Heerlijk, midden in de natuur nieuwe visgronden ontdekken en hopen op die dreun op de hengel!
Succes op de rivier
De rivieren en aangesloten plassen hebben een enorme potentie aan roofvis, wat de uitdaging alleen maar groter maakt! In eerste instantie denk je aan grove baars en snoekbaars, maar snoek, roofblei en meerval zijn ook mogelijk! Toch heeft elke soort weer zijn specifieke aanpak. Ik richt mij meestal op de baars en snoekbaars, waarbij ik de baars voornamelijk in de wintermaanden belaag, dan zijn ze het dikst!
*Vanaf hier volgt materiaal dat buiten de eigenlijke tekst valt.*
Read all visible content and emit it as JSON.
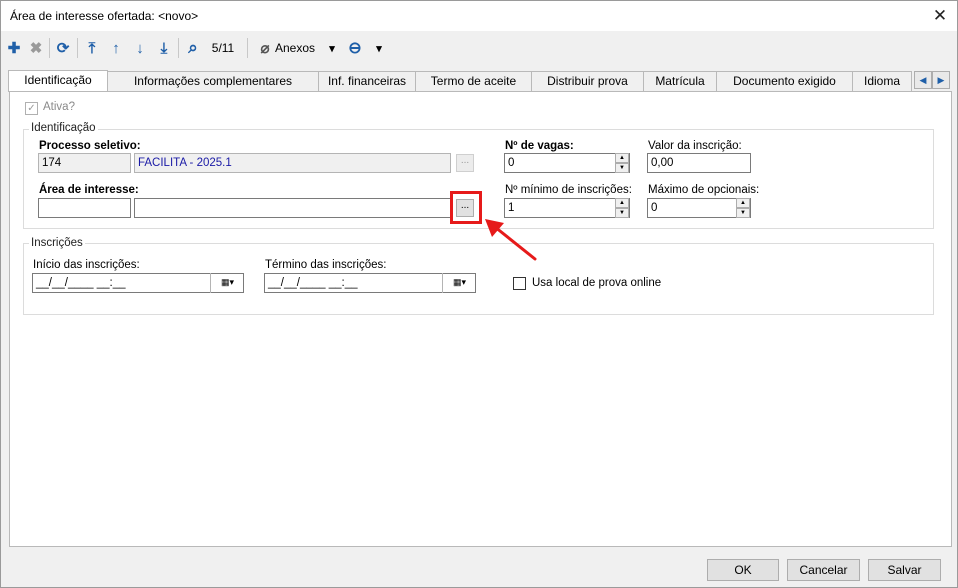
{
  "window": {
    "title": "Área de interesse ofertada: <novo>",
    "close_glyph": "✕"
  },
  "toolbar": {
    "add_glyph": "✚",
    "delete_glyph": "✖",
    "refresh_glyph": "⟳",
    "first_glyph": "⤒",
    "prev_glyph": "↑",
    "next_glyph": "↓",
    "last_glyph": "⤓",
    "search_glyph": "⌕",
    "record_counter": "5/11",
    "attachments_label": "Anexos",
    "attachments_glyph": "⌀",
    "dropdown_glyph": "▾",
    "options_glyph": "⊖"
  },
  "tabs": [
    {
      "label": "Identificação"
    },
    {
      "label": "Informações complementares"
    },
    {
      "label": "Inf. financeiras"
    },
    {
      "label": "Termo de aceite"
    },
    {
      "label": "Distribuir prova"
    },
    {
      "label": "Matrícula"
    },
    {
      "label": "Documento exigido"
    },
    {
      "label": "Idioma"
    }
  ],
  "tabnav": {
    "left_glyph": "◀",
    "right_glyph": "▶"
  },
  "form": {
    "ativa_label": "Ativa?",
    "ativa_check": "✓",
    "identificacao_group": "Identificação",
    "processo_label": "Processo seletivo:",
    "processo_code": "174",
    "processo_name": "FACILITA - 2025.1",
    "browse_glyph": "...",
    "area_label": "Área de interesse:",
    "area_code": "",
    "area_name": "",
    "vagas_label": "Nº de vagas:",
    "vagas_value": "0",
    "valor_label": "Valor da inscrição:",
    "valor_value": "0,00",
    "minimo_label": "Nº mínimo de inscrições:",
    "minimo_value": "1",
    "maximo_label": "Máximo de opcionais:",
    "maximo_value": "0",
    "spin_up": "▲",
    "spin_down": "▼",
    "inscricoes_group": "Inscrições",
    "inicio_label": "Início das inscrições:",
    "inicio_value": "__/__/____ __:__",
    "termino_label": "Término das inscrições:",
    "termino_value": "__/__/____ __:__",
    "calendar_glyph": "▦▾",
    "online_label": "Usa local de prova online"
  },
  "buttons": {
    "ok": "OK",
    "cancel": "Cancelar",
    "save": "Salvar"
  },
  "colors": {
    "accent": "#1f5fa8",
    "highlight": "#e61a1a",
    "link_text": "#1a1aa6"
  }
}
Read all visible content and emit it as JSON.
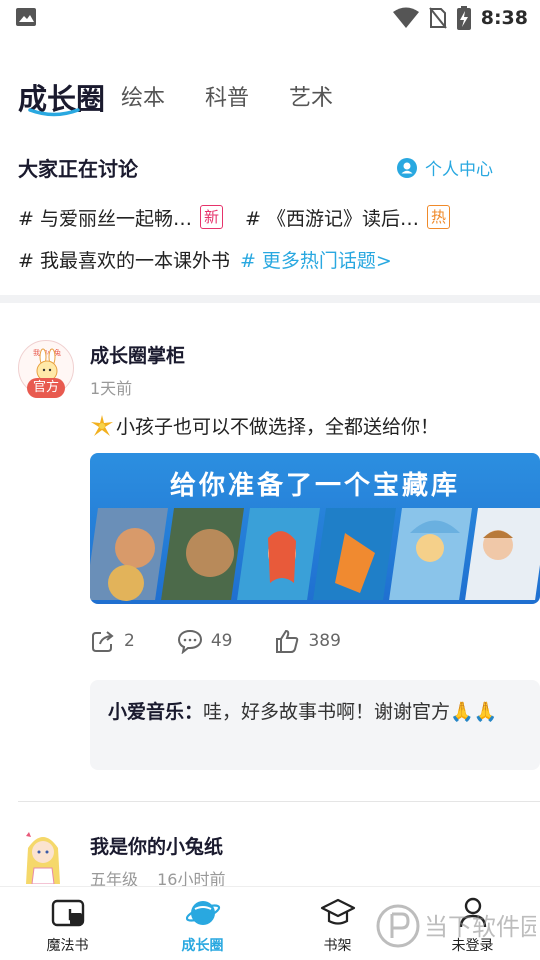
{
  "status_bar": {
    "time": "8:38"
  },
  "tabs": [
    {
      "label": "成长圈",
      "active": true
    },
    {
      "label": "绘本",
      "active": false
    },
    {
      "label": "科普",
      "active": false
    },
    {
      "label": "艺术",
      "active": false
    }
  ],
  "discussion": {
    "title": "大家正在讨论",
    "profile_link": "个人中心",
    "topics": [
      {
        "text": "# 与爱丽丝一起畅…",
        "badge": "新"
      },
      {
        "text": "# 《西游记》读后…",
        "badge": "热"
      },
      {
        "text": "# 我最喜欢的一本课外书"
      }
    ],
    "more_topics": "# 更多热门话题>"
  },
  "posts": [
    {
      "author": "成长圈掌柜",
      "official_tag": "官方",
      "avatar_text": "我的小兔",
      "time": "1天前",
      "text": "小孩子也可以不做选择，全都送给你！",
      "banner_title": "给你准备了一个宝藏库",
      "shares": "2",
      "comments": "49",
      "likes": "389",
      "comment": {
        "name": "小爱音乐：",
        "text": "哇，好多故事书啊！谢谢官方🙏🙏"
      }
    },
    {
      "author": "我是你的小兔纸",
      "grade": "五年级",
      "time": "16小时前"
    }
  ],
  "bottom_nav": [
    {
      "label": "魔法书",
      "icon": "magic-book-icon",
      "active": false
    },
    {
      "label": "成长圈",
      "icon": "planet-icon",
      "active": true
    },
    {
      "label": "书架",
      "icon": "graduation-cap-icon",
      "active": false
    },
    {
      "label": "未登录",
      "icon": "user-icon",
      "active": false
    }
  ],
  "watermark": "当下软件园",
  "colors": {
    "accent": "#29a8e0",
    "new_badge": "#e6336b",
    "hot_badge": "#f08a2a",
    "official": "#e85a4f",
    "banner": "#1f6fd0"
  }
}
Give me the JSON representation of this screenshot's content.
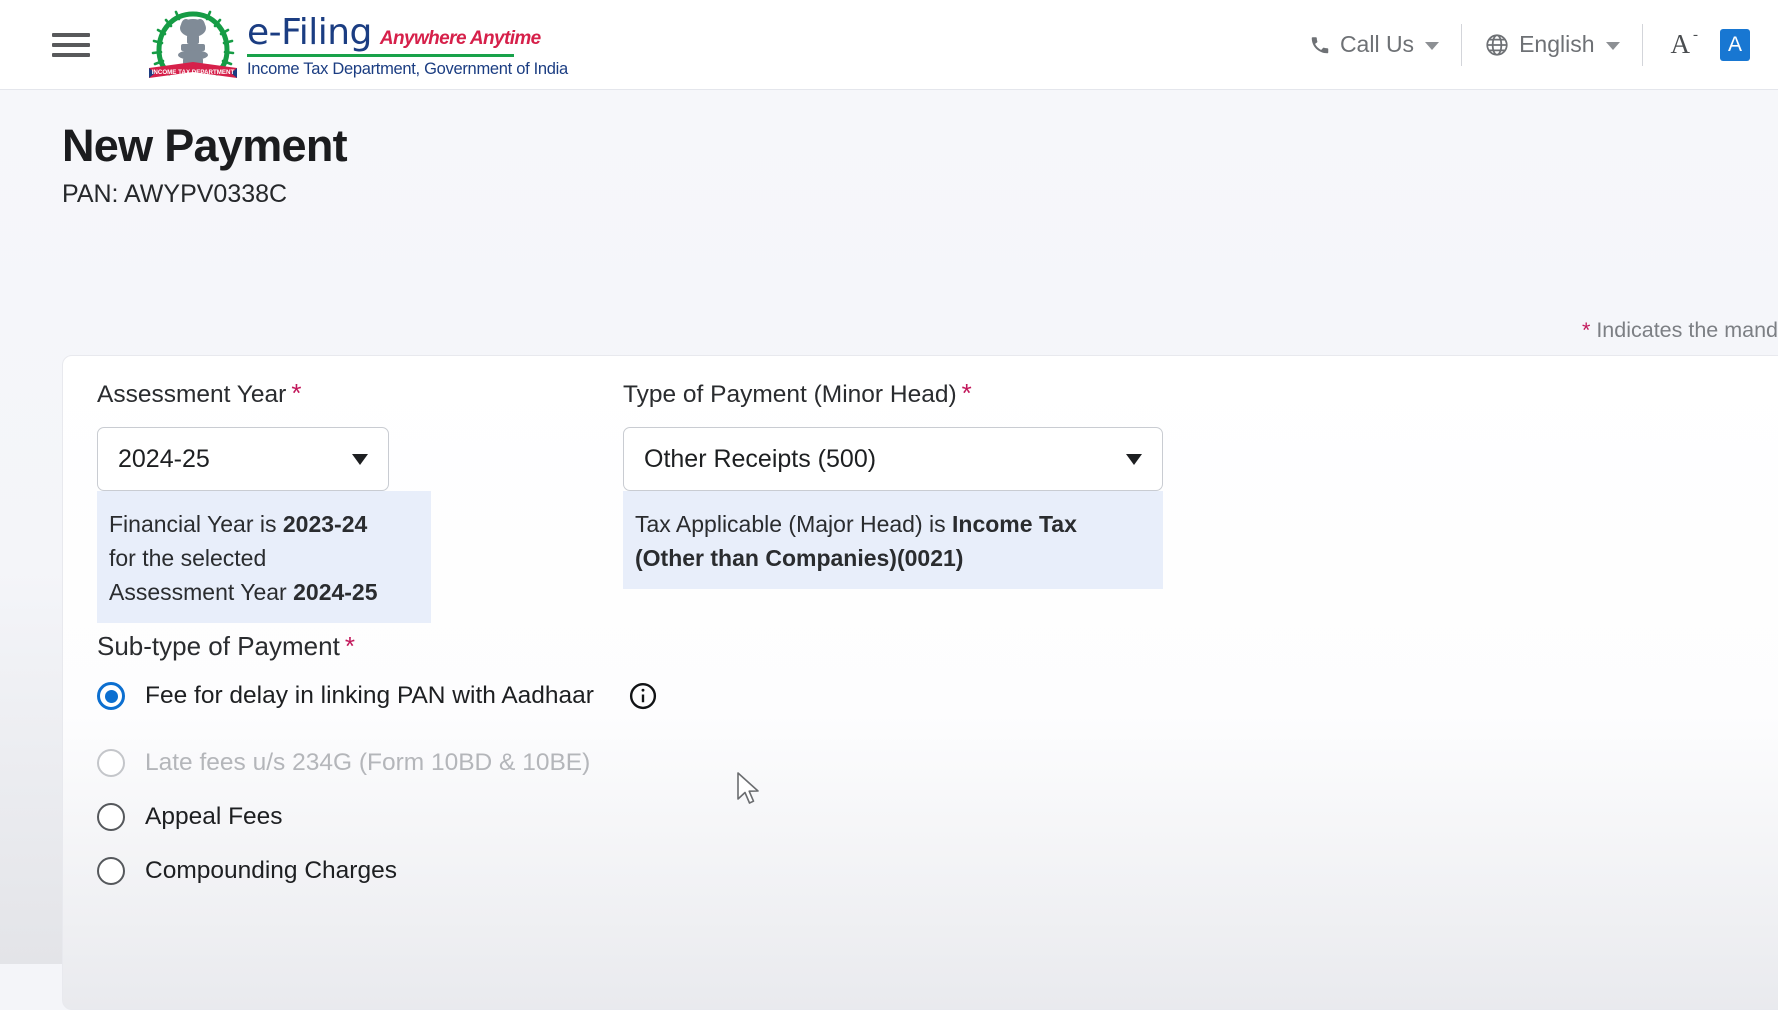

Maar ook in de zomer is er goed op baars te vissen, vooral luide plugjes en agressief geviste shads zijn erg gewild. Zodra de rivier hard genoeg stroomt is het echter de snoekbaars die mijn hart sneller laat kloppen! Het gevoel van een shad die keihard onderschept wordt is verslavend! Er zijn echter nogal wat factoren die meespelen, wil je succes hebben op de rivier.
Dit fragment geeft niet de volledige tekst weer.